I had been greatly anticipating Daniil Trifonov’s concerto debut with the Vancouver Symphony Orchestra in Rachmaninov’s Piano Concerto No. 3 in D minor, Op. 30. I had just a couple of weeks earlier heard the pianist gave a ravishing and searing account of the composer’s 4th piano concerto with the Seattle Symphony, and had been looking forward to hearing Trifonov’s interpretation of the “Rach 3”.
It pains me to write that Trifonov’s performance with the Vancouver Symphony was a bitter disappointment for me – in fact, it took me this many weeks before I am able to put these brief thoughts to “paper”. From the outset of the performance, the haunting melody for the piano simply could not be heard. I could not blame it on where I was seating, as I had a seat in one of the relatively better acoustical area of the Orpheum. In fact, most of what Trifonov was doing could not be heard above the orchestra. Moreover, there was no semblance of collaboration between soloist and conductor, and music director Otto Tausk appeared to be simply trying to keep up with the pianist. In addition, there seemed to have been a lack of energy or passion, or a sense of direction, in Trifonov’s playing that evening. Even the many climatic moments of the work left me feeling underwhelmed.
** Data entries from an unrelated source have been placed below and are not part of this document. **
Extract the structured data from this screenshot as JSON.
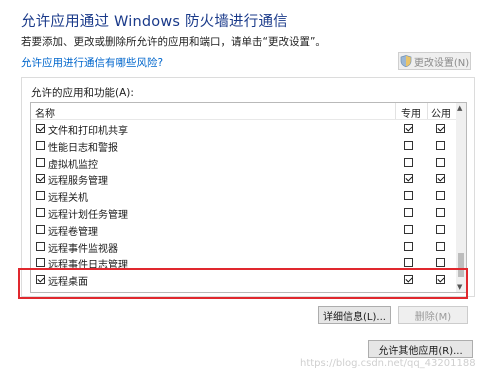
{
  "header": {
    "title": "允许应用通过 Windows 防火墙进行通信",
    "subtitle": "若要添加、更改或删除所允许的应用和端口，请单击“更改设置”。",
    "risk_link": "允许应用进行通信有哪些风险?",
    "change_settings_label": "更改设置(N)",
    "change_settings_icon": "shield-icon"
  },
  "group": {
    "label": "允许的应用和功能(A):",
    "columns": {
      "name": "名称",
      "private": "专用",
      "public": "公用"
    },
    "rows": [
      {
        "label": "文件和打印机共享",
        "enabled": true,
        "private": true,
        "public": true
      },
      {
        "label": "性能日志和警报",
        "enabled": false,
        "private": false,
        "public": false
      },
      {
        "label": "虚拟机监控",
        "enabled": false,
        "private": false,
        "public": false
      },
      {
        "label": "远程服务管理",
        "enabled": true,
        "private": true,
        "public": true
      },
      {
        "label": "远程关机",
        "enabled": false,
        "private": false,
        "public": false
      },
      {
        "label": "远程计划任务管理",
        "enabled": false,
        "private": false,
        "public": false
      },
      {
        "label": "远程卷管理",
        "enabled": false,
        "private": false,
        "public": false
      },
      {
        "label": "远程事件监视器",
        "enabled": false,
        "private": false,
        "public": false
      },
      {
        "label": "远程事件日志管理",
        "enabled": false,
        "private": false,
        "public": false
      },
      {
        "label": "远程桌面",
        "enabled": true,
        "private": true,
        "public": true
      }
    ],
    "highlight_color": "#e0282e"
  },
  "buttons": {
    "details": "详细信息(L)...",
    "delete": "删除(M)",
    "allow_other": "允许其他应用(R)..."
  },
  "watermark": "https://blog.csdn.net/qq_43201188"
}
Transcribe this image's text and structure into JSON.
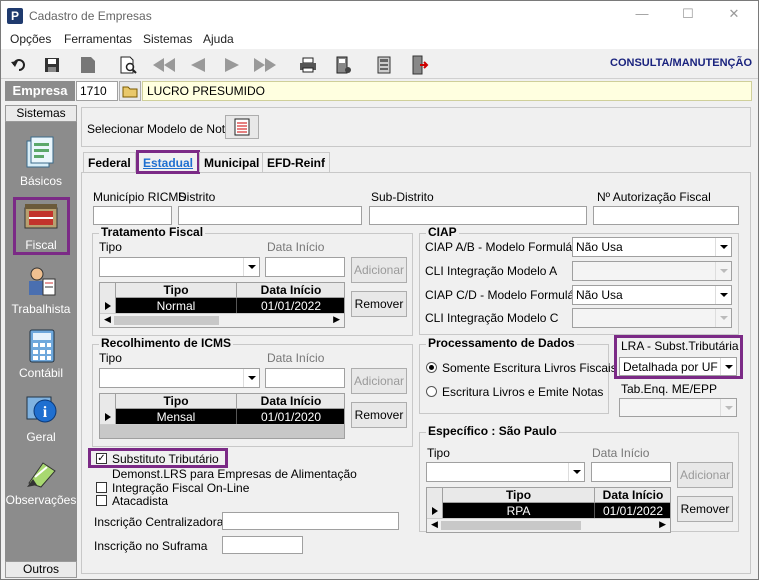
{
  "window": {
    "title": "Cadastro de Empresas",
    "app_icon": "P"
  },
  "menu": [
    "Opções",
    "Ferramentas",
    "Sistemas",
    "Ajuda"
  ],
  "toolbar": {
    "mode": "CONSULTA/MANUTENÇÃO"
  },
  "empresa": {
    "label": "Empresa",
    "code": "1710",
    "name": "LUCRO PRESUMIDO"
  },
  "sidebar": {
    "header": "Sistemas",
    "footer": "Outros",
    "items": [
      "Básicos",
      "Fiscal",
      "Trabalhista",
      "Contábil",
      "Geral",
      "Observações"
    ]
  },
  "modelo": {
    "label": "Selecionar Modelo de Nota"
  },
  "tabs": [
    "Federal",
    "Estadual",
    "Municipal",
    "EFD-Reinf"
  ],
  "fields": {
    "municipio": "Município RICMS",
    "distrito": "Distrito",
    "subdistrito": "Sub-Distrito",
    "autorizacao": "Nº Autorização Fiscal"
  },
  "tratamento": {
    "title": "Tratamento Fiscal",
    "tipo": "Tipo",
    "data_inicio": "Data Início",
    "add": "Adicionar",
    "remove": "Remover",
    "col_tipo": "Tipo",
    "col_data": "Data Início",
    "row_tipo": "Normal",
    "row_data": "01/01/2022"
  },
  "recolhimento": {
    "title": "Recolhimento de ICMS",
    "tipo": "Tipo",
    "data_inicio": "Data Início",
    "add": "Adicionar",
    "remove": "Remover",
    "col_tipo": "Tipo",
    "col_data": "Data Início",
    "row_tipo": "Mensal",
    "row_data": "01/01/2020"
  },
  "ciap": {
    "title": "CIAP",
    "ab_label": "CIAP  A/B - Modelo Formulário",
    "ab_value": "Não Usa",
    "int_a": "CLI Integração Modelo A",
    "cd_label": "CIAP C/D - Modelo Formulário",
    "cd_value": "Não Usa",
    "int_c": "CLI Integração Modelo C"
  },
  "processamento": {
    "title": "Processamento de Dados",
    "opt1": "Somente Escritura Livros Fiscais",
    "opt2": "Escritura Livros e Emite Notas"
  },
  "lra": {
    "label": "LRA - Subst.Tributária",
    "value": "Detalhada por UF",
    "tab_label": "Tab.Enq. ME/EPP"
  },
  "especifico": {
    "title": "Específico : São Paulo",
    "tipo": "Tipo",
    "data_inicio": "Data Início",
    "add": "Adicionar",
    "remove": "Remover",
    "col_tipo": "Tipo",
    "col_data": "Data Início",
    "row_tipo": "RPA",
    "row_data": "01/01/2022"
  },
  "checks": {
    "substituto": "Substituto Tributário",
    "demonst": "Demonst.LRS para Empresas de Alimentação",
    "integracao": "Integração Fiscal On-Line",
    "atacadista": "Atacadista"
  },
  "inscricao": {
    "centralizadora": "Inscrição Centralizadora",
    "suframa": "Inscrição no Suframa"
  }
}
Speaking of the Orpheum’s acoustics, I got chatting with a couple that sat beside me, who said they had just moved to Vancouver from London (England). At the conclusion of the concerto, the gentleman turned to me and said, “You really need a new concert hall in this city.”
Because of my disappointment at Trifonov’s Vancouver performance, I had been reluctant to put on his new recording of the same concerto with the Philadelphia Orchestra and Yannick Nézet-Séguin. I eventually did, and heard a stunning performance of the work. It was only in hearing Trifonov’s recording that I think I understood what he was trying to do in Vancouver. It seems to me that the pianist was not just another soloist out to impress, but was trying to weave the piano part of the concerto within the orchestral fabric in order to produce an organic whole. At all times, Trifonov took pains to bring out the intensely lyrical and spiritual qualities inherent in the music. It came off in the performance with the Philadelphians, but certainly not in Vancouver. Thrilling as the Philadelphia performance is, I found Trifonov’s performance of this concerto with Nézet-Séguin much more than a thrill ride, but an intensely moving musical experience. It was also a treat to behold the playing of the Philadelphia Orchestra under Nézet-Séguin, which seems to be once again playing with the lushness and beauty of sound (without sacrificing clarity of texture) as it did under Stokowski and Ormandy. I was reminded of Rachmaninov’s own statement that he used to compose with the sound of this orchestra in his mind.
I certainly hope Trifonov would grace Vancouver with his presence once again, perhaps in a performance by himself, as he did on several previous occasions. Perhaps he would feel more inspired to give us a performance that does full justice to his tremendous talent and artistry.